Plus: It’s not easy to win a championship, even if you have the talent of Brooklyn. Irving would never have done it without LeBron. Durant didn’t do it without Steve. Many, many men did not do this at all.

So there’s pressure, a sense of time moving quickly, and a need, all mixed in with the expectations surrounding Brooklyn. All are perfect for Irving to step in and show more of his talent. to show its value. To show his value to a team striving to win, not, after all, flashy stats and great skills.

He might meet that moment. There was humility and originality – or so it seemed – to Kerry’s first comments to the media last week as his comeback loomed.

“I knew the consequences,” he said. “I wasn’t ready for them, by any means. By the season I thought I’d be a full-time teammate and go out and have fun and do a great kind of basketball out there, but unfortunately, it just didn’t happen that way. Things happen for a reason, Now we are here and I am grateful for that.

“Incredibly grateful just to have you back in the building, to be welcomed back with open arms by my teammates, and the whole organization. You won’t lie. It was relatively difficult to watch from the sidelines with everything that’s going on in the world.”

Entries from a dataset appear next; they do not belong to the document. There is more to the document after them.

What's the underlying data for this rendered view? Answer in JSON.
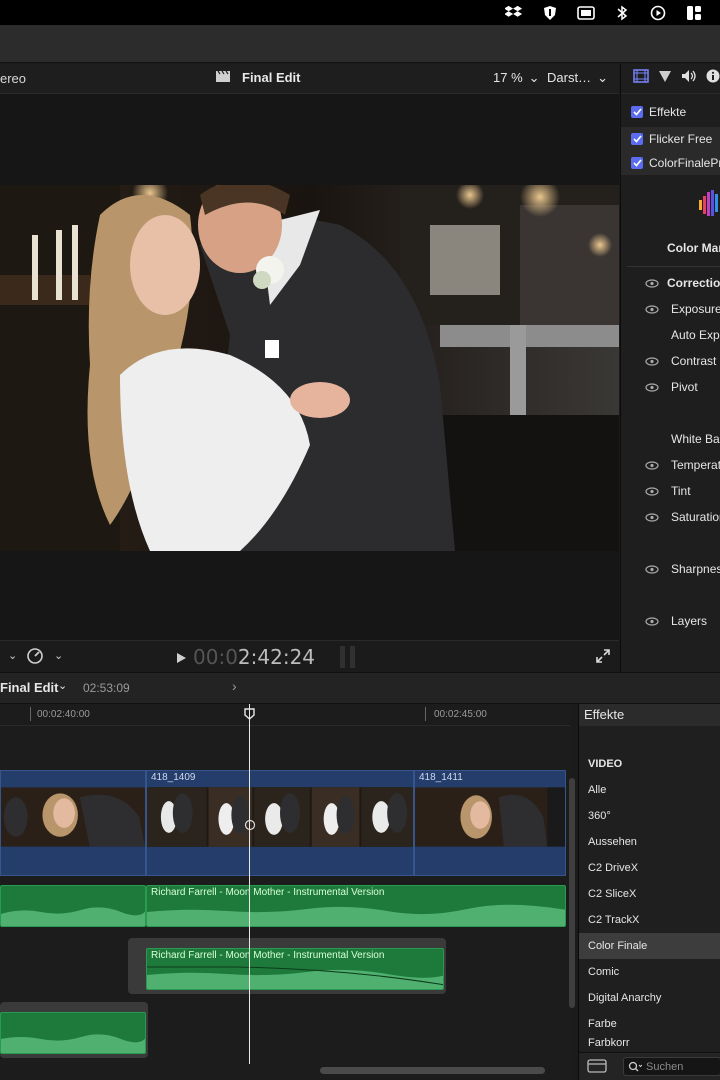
{
  "viewer": {
    "audio_label": "ereo",
    "project_title": "Final Edit",
    "zoom": "17 %",
    "view_menu": "Darst…",
    "timecode_dim": "00:0",
    "timecode_lit": "2:42:24"
  },
  "inspector": {
    "effects_label": "Effekte",
    "effect_1": "Flicker Free",
    "effect_2": "ColorFinalePro",
    "color_mark": "Color Mark",
    "rows": {
      "correction": "Correction",
      "exposure": "Exposure",
      "auto_exp": "Auto Exp",
      "contrast": "Contrast",
      "pivot": "Pivot",
      "white_bal": "White Bal",
      "temperature": "Temperatu",
      "tint": "Tint",
      "saturation": "Saturation",
      "sharpness": "Sharpness",
      "layers": "Layers"
    }
  },
  "timeline": {
    "project": "Final Edit",
    "duration": "02:53:09",
    "ruler": [
      "00:02:40:00",
      "00:02:45:00"
    ],
    "clips": [
      "418_1409",
      "418_1411"
    ],
    "audio_1": "Richard Farrell - Moon Mother - Instrumental Version",
    "audio_2": "Richard Farrell - Moon Mother - Instrumental Version"
  },
  "effects_browser": {
    "title": "Effekte",
    "header": "VIDEO",
    "items": [
      "Alle",
      "360°",
      "Aussehen",
      "C2 DriveX",
      "C2 SliceX",
      "C2 TrackX",
      "Color Finale",
      "Comic",
      "Digital Anarchy",
      "Farbe",
      "Farbkorr"
    ],
    "search_placeholder": "Suchen"
  },
  "colors": {
    "accent": "#5b6cf0",
    "video_clip": "#253d6b",
    "audio_clip": "#1d7a3b"
  }
}
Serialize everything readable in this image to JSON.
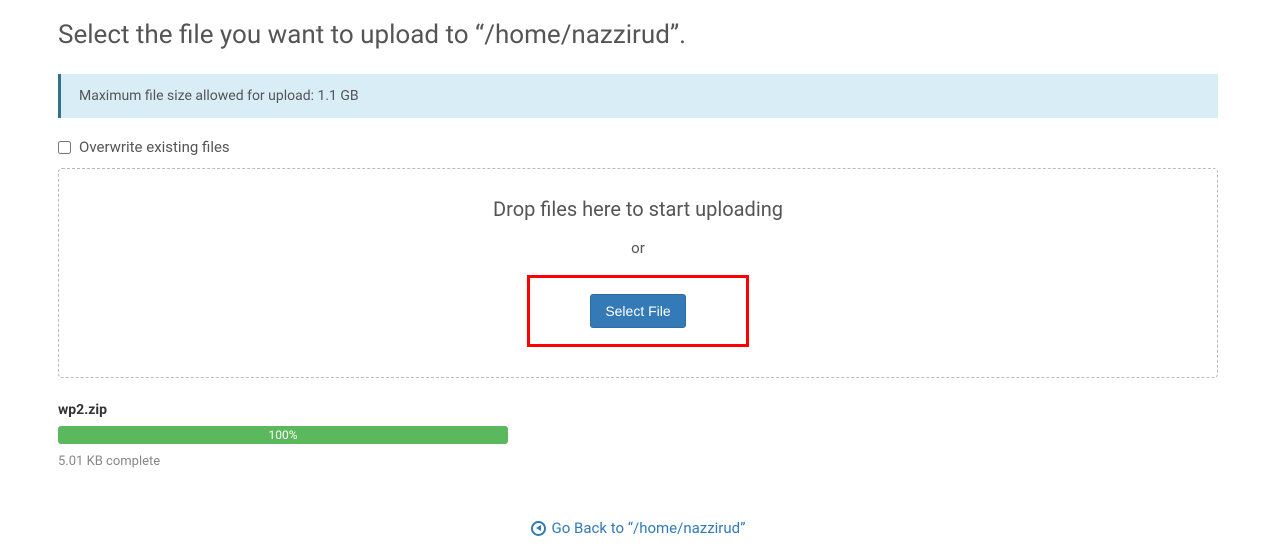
{
  "header": {
    "title": "Select the file you want to upload to “/home/nazzirud”."
  },
  "info": {
    "message": "Maximum file size allowed for upload: 1.1 GB"
  },
  "overwrite": {
    "label": "Overwrite existing files",
    "checked": false
  },
  "dropzone": {
    "headline": "Drop files here to start uploading",
    "or_text": "or",
    "button_label": "Select File"
  },
  "upload": {
    "filename": "wp2.zip",
    "percent_label": "100%",
    "percent_value": 100,
    "status": "5.01 KB complete"
  },
  "footer": {
    "go_back_label": "Go Back to “/home/nazzirud”"
  }
}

These comments are good. They were welcomed, even. But it’s also as unimportant as, say, Kyrie’s passive-aggressive shots at LeBron James on his podcast in 2020, or how he felt about playing in LeBron’s shadow in Cleveland, or any of the other big and small signs over the years Kyrie could be less than Poetic and simple in the dressing room.

What matters now is how any of these things translate into gains or losses.

Take Aaron Rodgers for example. Yesterday, a whole conversation erupted on social media and across the sports media ecosystem about how much Rodgers liked him and his sudden crossroads with his nomination as the best player. This happened after an NFL MVP voter told a Chicago radio station that he would block the Green Bay Packers’ MVP vote because, basically, he doesn’t like this guy.

It’s a brow lift, and pretty dumb. Rodgers may indeed be the most unloved player in the NFL, but he’s also almost certainly the one, two or three most “valuable.” The Hazams are 13-3, they’ve locked up the NFC top seed, and they’d be – perhaps, generously – a team with four wins without him.

Litter off the field can sometimes be a sign of what’s going to happen on the field and its impact. See: Antonio Brown.

But not always, as Rodgers’ example shows.

Kyrie is the NBA version of a very talented and not very likeable player. He is rude to the media. He is unkind and underappreciated by his former colleagues, including the stars. He in the past, with passive-aggressive folly, undermined the men who at that time were teammates. He trampled on the logos of previous teams, he was so self-absorbed, he missed matches he didn’t need, he was, often, over and over again, the mess the GM put me in.

Ah, but the talent.

Either Irving makes the Nets the contender for the title they’re supposed to be, which pushes them to another level and helps them take a really deep run once we get to the playoffs.

Otherwise it’s what he’s been hinting at for years: Not worth it.